Les militaires choisissent donc en 1935 un plateau calcaire du Sahara algérien, « bordé à l’est et au nord par les hautes falaises de l’oued Namous ». Ainsi naît le centre d’expérimentation de Beni-Wenif, appelé plus tard B2-Namous. Là, juste avant la Seconde Guerre mondiale, la France a pu mettre au point une quantité importante d’armes chimiques : essentiellement à base de gaz moutarde et de phosgène. En 1940, Paris menaça de puiser dans ce stock si l’Allemagne utilisait la première, comme en 1915, les gaz toxiques. Mais, engagée dans une guerre de mouvement, où l’emploi de tels gaz est très aléatoire, la Wehrmacht n’en fit rien. Et le conflit aéro-chimique tant redouté dans les années 30 n’eut pas lieu.

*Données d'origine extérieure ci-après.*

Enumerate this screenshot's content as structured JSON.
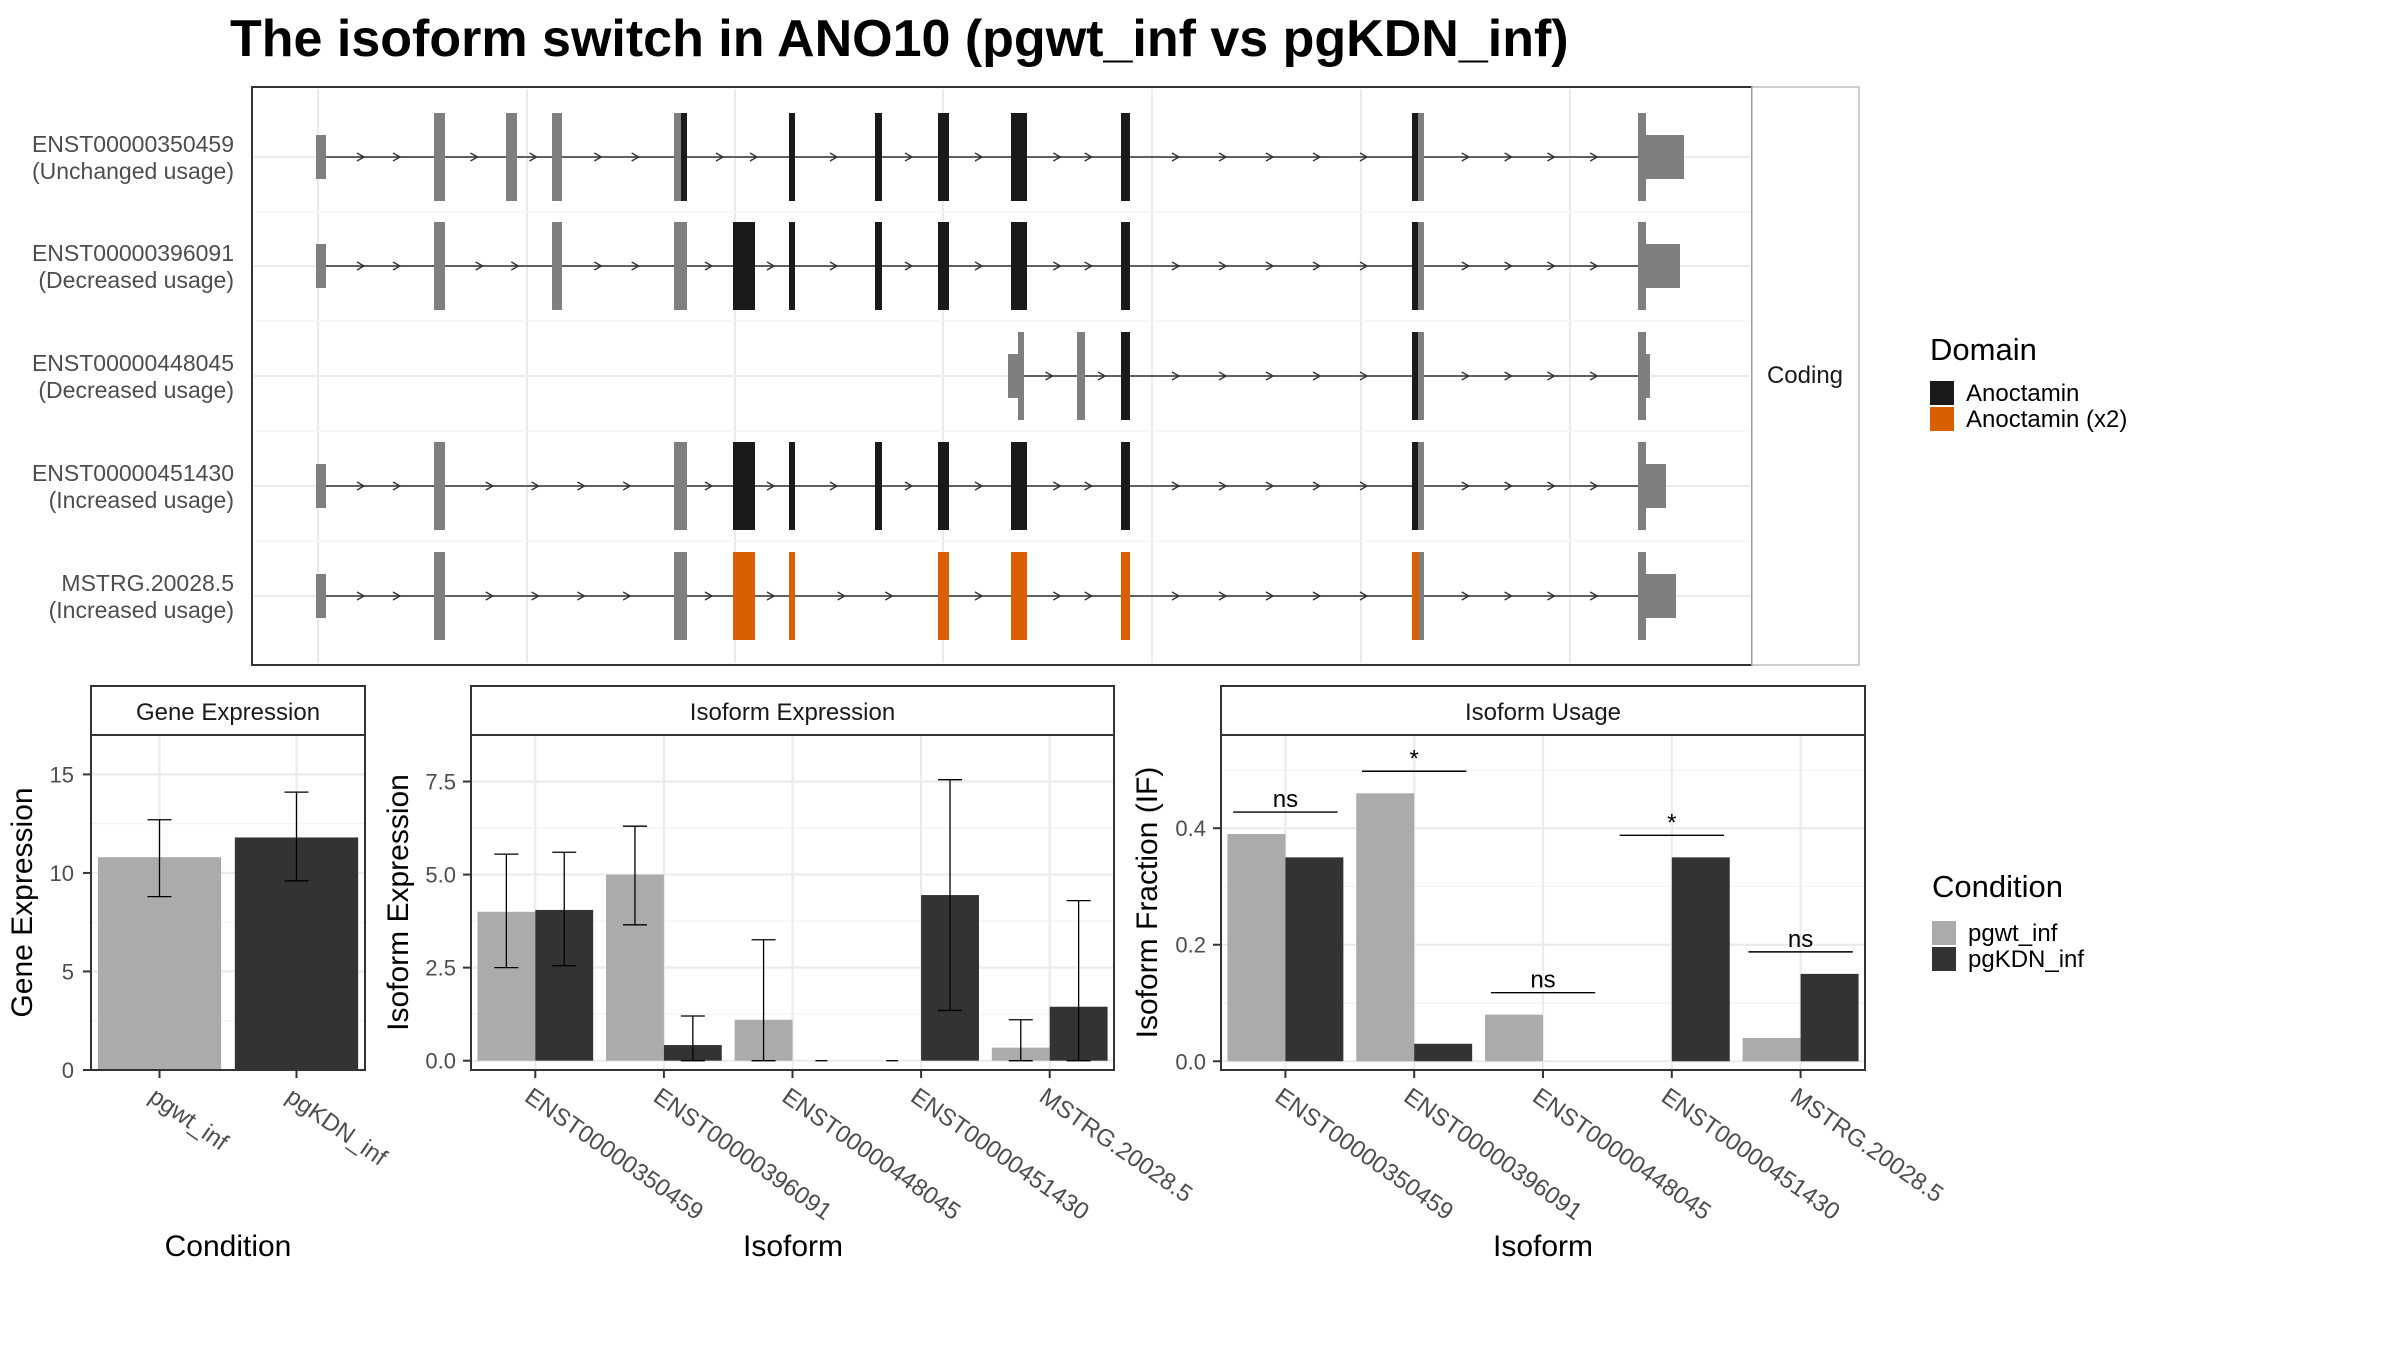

1962 : une annexe secrète aux accords d’Evian
Dans les années 50, les expériences reprennent à B2-Namous. C’est la guerre froide, des manœuvres offensives de l’Otan avec armes chimiques sont exécutées sur la base secrète. Mais les recherches proprement dites d’armement et de produits sont en veilleuse. C’est l’atome – et non les gaz toxiques – qui mobilise désormais les ingénieurs militaires. En 1962, à la veille de l’indépendance algérienne, les généraux français veulent pourtant garder B2-Namous. Au cas où…

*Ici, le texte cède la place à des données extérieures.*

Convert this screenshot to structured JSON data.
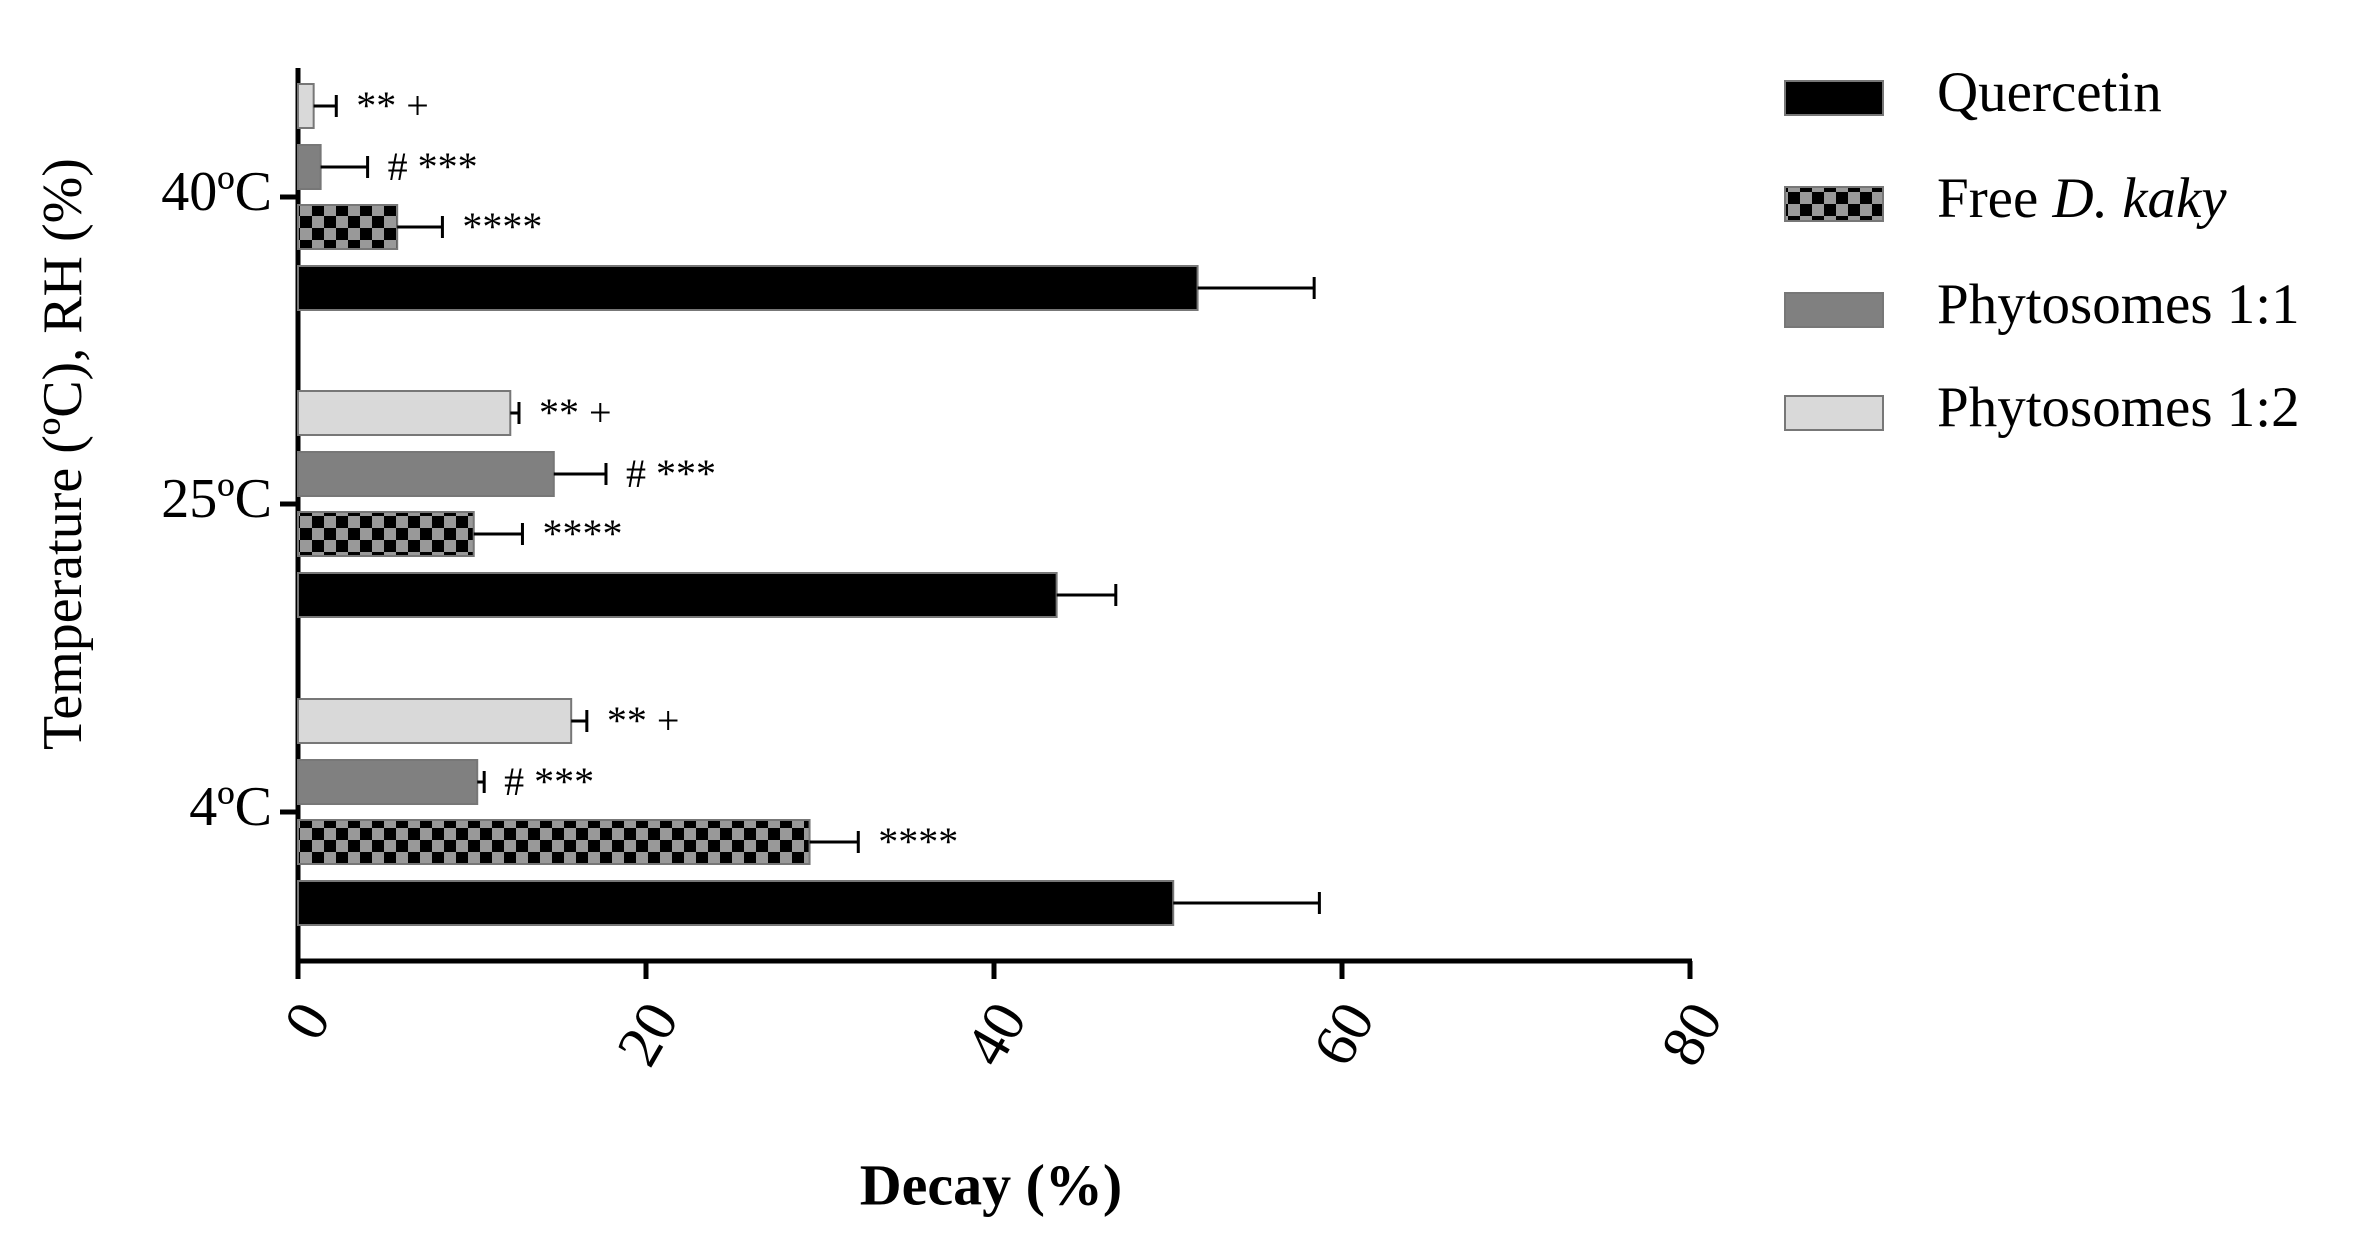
{
  "chart_data": {
    "type": "hbar",
    "y_label": "Temperature (ºC), RH (%)",
    "x_label": "Decay (%)",
    "categories": [
      "4ºC",
      "25ºC",
      "40ºC"
    ],
    "series": [
      {
        "name": "Quercetin",
        "color": "#000000",
        "values": [
          50.3,
          43.6,
          51.7
        ],
        "errors": [
          8.4,
          3.4,
          6.7
        ]
      },
      {
        "name": "Free D. kaky",
        "color": "#000000",
        "pattern": "checker",
        "values": [
          29.4,
          10.1,
          5.7
        ],
        "errors": [
          2.8,
          2.8,
          2.6
        ],
        "labels": [
          "****",
          "****",
          "****"
        ]
      },
      {
        "name": "Phytosomes 1:1",
        "color": "#808080",
        "values": [
          10.3,
          14.7,
          1.3
        ],
        "errors": [
          0.4,
          3.0,
          2.7
        ],
        "labels": [
          "# ***",
          "# ***",
          "# ***"
        ]
      },
      {
        "name": "Phytosomes 1:2",
        "color": "#d9d9d9",
        "values": [
          15.7,
          12.2,
          0.9
        ],
        "errors": [
          0.9,
          0.5,
          1.3
        ],
        "labels": [
          "** +",
          "** +",
          "** +"
        ]
      }
    ],
    "xlim": [
      0,
      80
    ],
    "xticks": [
      0,
      20,
      40,
      60,
      80
    ],
    "legend": "right"
  }
}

La base secrète est donc au menu des négociations d’Evian, comme tous les sites stratégiques français dans le Sahara. Car, pour de Gaulle, et son fidèle Debré, c’est dans le désert algérien que se fera la grandeur de la France. Le Général veut à tout prix y conserver quelques années encore les quatre centres français d’essais nucléaires et spatiaux (Reggane, In-Ekker, Colomb-Béchar et Hammaguir). Après des discussions très dures, les émissaires de l’Elysée obtiennent le maintien de la présence française sur ces quatre sites pendant cinq ans. Et B2-Namous ? Pierre Messmer dit seulement :
« A l’époque, Louis Joxe [le chef de la délégation française] m’a dit que les Algériens avaient accepté sans grande discussion le maintien de la base, également pour cinq ans. Et cet arrangement a fait l’objet d’une annexe secrète aux accords d’Evian. »

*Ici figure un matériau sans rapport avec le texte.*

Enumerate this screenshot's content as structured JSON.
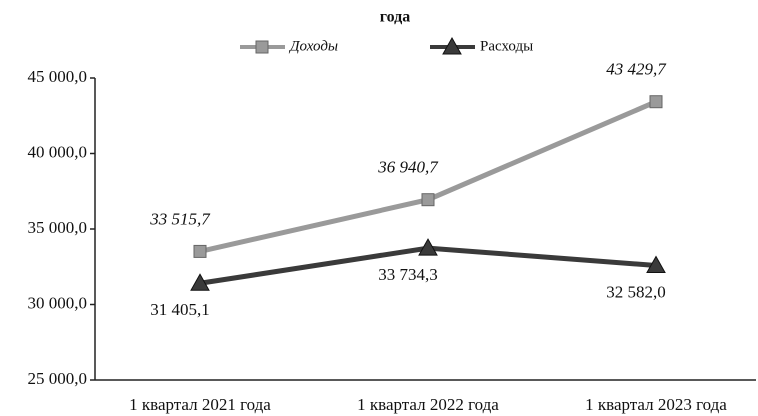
{
  "chart_data": {
    "type": "line",
    "title": "года",
    "categories": [
      "1 квартал 2021 года",
      "1 квартал 2022 года",
      "1 квартал 2023 года"
    ],
    "series": [
      {
        "name": "Доходы",
        "color": "#9a9a9a",
        "marker": "square",
        "values": [
          33515.7,
          36940.7,
          43429.7
        ],
        "value_labels": [
          "33 515,7",
          "36 940,7",
          "43 429,7"
        ]
      },
      {
        "name": "Расходы",
        "color": "#3a3a3a",
        "marker": "triangle",
        "values": [
          31405.1,
          33734.3,
          32582.0
        ],
        "value_labels": [
          "31 405,1",
          "33 734,3",
          "32 582,0"
        ]
      }
    ],
    "ylim": [
      25000,
      45000
    ],
    "yticks": [
      {
        "value": 25000,
        "label": "25 000,0"
      },
      {
        "value": 30000,
        "label": "30 000,0"
      },
      {
        "value": 35000,
        "label": "35 000,0"
      },
      {
        "value": 40000,
        "label": "40 000,0"
      },
      {
        "value": 45000,
        "label": "45 000,0"
      }
    ],
    "grid": false,
    "legend": "top"
  }
}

En 1967, à l’échéance du délai convenu, tous les sites officiels français du Sahara ferment. Devenus opérationnels, les centres de Kourou, de Mururoa et des Landes (pour l’essai des missiles) prennent le relais. Les sites d’Algérie ferment, sauf B2-Namous. De Gaulle ne le veut pas. Deux ans auparavant, il a secrètement ordonné la reprise des recherches sur la guerre chimique – et bactériologique. Pourquoi ? Pierre Messmer raconte : « A l’époque, nous sommes en plein conflit du Vietnam. Les Américains travaillent beaucoup sur les armes chimiques, et pas seulement sur le napalm. Les Soviétiques font la même chose, les services américains nous en ont apporté les preuves. Nous ne pouvions rester à l’écart. » Or, pour suivre les deux Grands, il faut un polygone d’essai. Où ? Forcément à B2-Namous, déclarent les militaires.
Le 16 janvier 1967, la division programme de l’état-major des Armées défend cette position dans une longue note classée secret-défense. Il y est tout dit ou presque sur la nouvelle politique de l’arme chimique de De Gaulle et sur les moyens à mettre en œuvre pour la réaliser. Un document exceptionnel.
Dans cette note, l’état-major rappelle d’abord les décisions du Général ? restées inconnues jusqu’à aujourd’hui : « Le conseil de défense [présidé par le chef de l’Etat] dans sa séance du 25 juin 1965 a décidé l’orientation à donner aux études sur l’armement chimique et bactériologique. L’effort doit porter essentiellement sur l’étude des agents chimiques, mortels et incapacitants, et des agents bactériologiques ; sur la protection contre ces agents ; et sur la définition de systèmes d’armes susceptibles de les mettre en œuvre. » Et la note précise : « La réalisation industrielle d’armes chimiques et bactériologiques sera éventuellement entreprise après l’achèvement du programme nucléaire. »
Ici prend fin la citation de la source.